L’exécutif veut répondre au malaise des « classes moyennes » avec un « plan Marshall » qui leur sera consacré. Mais comment parler à une nébuleuse dont on ne connaît pas les contours ? Il n’y a en effet pas de définition unique des classes moyennes. D’où la première décision de Bercy de mettre en place un groupe de travail pour tenter de mieux cerner ceux que le ministre délégué des Comptes publics, Gabriel Attal, décrit à grands traits comme « des Français qui ne comptent que sur leur travail pour vivre, pas sur les aides ni sur un gros patrimoine ».
A défaut de définition, les économistes raisonnent couramment en termes de ressources et de niveaux de vie. Ils estiment que les classes moyennes regroupent « ceux qui restent quand on n’est ni très aisé ni dans une situation de pauvreté », soit les trois quarts de la population française. « C’est une population hétérogène, qui recouvre des situations très différentes. D’où la difficulté de bâtir un plan qui concerne tout le monde », observe l’économiste Philippe Crevel.
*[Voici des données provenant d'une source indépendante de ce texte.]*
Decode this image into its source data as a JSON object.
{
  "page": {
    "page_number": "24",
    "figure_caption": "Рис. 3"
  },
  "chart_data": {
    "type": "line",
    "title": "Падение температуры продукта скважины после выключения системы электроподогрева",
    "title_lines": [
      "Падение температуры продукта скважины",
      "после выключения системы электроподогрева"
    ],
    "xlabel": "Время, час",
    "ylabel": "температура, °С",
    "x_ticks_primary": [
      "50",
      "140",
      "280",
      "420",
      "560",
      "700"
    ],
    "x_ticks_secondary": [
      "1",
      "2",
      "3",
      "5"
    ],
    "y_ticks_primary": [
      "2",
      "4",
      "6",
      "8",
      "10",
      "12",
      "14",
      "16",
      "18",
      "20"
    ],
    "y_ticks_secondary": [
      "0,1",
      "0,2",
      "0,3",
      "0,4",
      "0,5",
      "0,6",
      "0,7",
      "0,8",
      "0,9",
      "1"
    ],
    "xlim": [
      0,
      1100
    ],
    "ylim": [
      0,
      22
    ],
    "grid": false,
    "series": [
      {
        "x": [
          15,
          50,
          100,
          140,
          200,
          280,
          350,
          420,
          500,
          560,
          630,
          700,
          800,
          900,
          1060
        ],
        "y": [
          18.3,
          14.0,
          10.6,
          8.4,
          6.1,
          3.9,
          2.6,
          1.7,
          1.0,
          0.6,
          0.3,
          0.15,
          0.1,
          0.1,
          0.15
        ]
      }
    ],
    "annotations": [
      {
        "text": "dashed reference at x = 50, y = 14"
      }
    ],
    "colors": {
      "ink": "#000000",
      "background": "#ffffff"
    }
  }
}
Selon le sociologue Julien Damon , cette population présente toutefois deux caractéristiques. « Elle paie l’impôt mais n’est éligible ni à la défiscalisation ni aux aides sociales. »
Annonce surprenante
A ce stade, c’est d’ailleurs sur le terrain fiscal que l’exécutif promet d’agir. Dans sa feuille de route présentée fin avril , la Première ministre Elisabeth Borne a inscrit des nouvelles baisses d’impôt pour les classes moyennes « d’ici à la fin du quinquennat ». « Je ne vois pas comment elle va faire. Dans la situation actuelle des finances publiques du pays, il ne faut pas diminuer les impôts. On a intérêt à faire des mesures transitoires », juge François Ecalle, ancien magistrat de la Cour des comptes qui anime le site Fipeco.
« C’est une annonce assez surprenante au moment où le gouvernement annonce une trajectoire budgétaire ambitieuse et où Fitch dégrade la note de la France », renchérit Mathieu Plane de l’OFCE. « Si on veut que la mesure ait un effet significatif, cela coûtera cher car il faudra consentir à un geste suffisamment important et beaucoup de ménages seront concernés. Seul un ciblage permettrait de limiter la dépense », ajoute l’économiste.
Le levier de la prime d’activité
A écouter Gabriel Attal, l’exécutif paraît vouloir concentrer son aide sur les classes moyennes qui travaillent. Si tel est le cas, une piste pourrait être d’élargir la prime d’activité ou de revaloriser son montant. « Elle remplit bien les critères », souligne François Ecalle.
Pour l’exécutif, l’un des enjeux est aussi d’améliorer le pouvoir d’achat de ces classes moyennes touchées de plein fouet par l’inflation élevée . Le ministre des Finances, Bruno Le Maire, a annoncé la sortie progressive du bouclier tarifaire sur les prix de l’électricité d’ici à 2025. Face à la valse des étiquettes dans les rayons alimentaires, le gouvernement a, en revanche, renoncé à créer un chèque alimentaire. « Il aurait fallu embrasser large pour couvrir les plus modestes et les classes moyennes », note Mathieu Plane.
Crise du logement
Pour certains experts, le sujet à traiter en priorité est le logement. « L’immobilier arrive en tête des aspirations des classes moyennes, rappelle Philippe Crevel. Or cela fait des années qu’il n’y a aucune réponse à la crise du logement qui ronge la société. Et aujourd’hui, la remontée des taux d’intérêt rend encore plus difficile l’accès à la propriété. »
« C’est un poste qui pèse lourd dans le budget des classes moyennes », abonde Philippe Moati, professeur d’économie et cofondateur de l’Observatoire de la société et de la consommation (Obsoco). « Il faut redonner l’espoir de l’accès à la propriété et pour ceux qui sont locataires, limiter la hausse des loyers. » Le 9 mai, le gouvernement devrait dévoiler des propositions issues du Conseil national de la refondation pour répondre à la crise du logement. « C’est un poste sur lequel la France taxe, réglemente et redistribue déjà beaucoup », met en garde François Ecalle.
Face au sentiment de déclassement ressenti par les classes moyennes, l’économiste Lucas Chancel souligne la nécessité d’améliorer les services publics en commençant par la santé, l’éducation et les transports publics bas carbone, ce qui, selon lui, passe par une hausse de la fiscalité des plus aisés afin de les financer.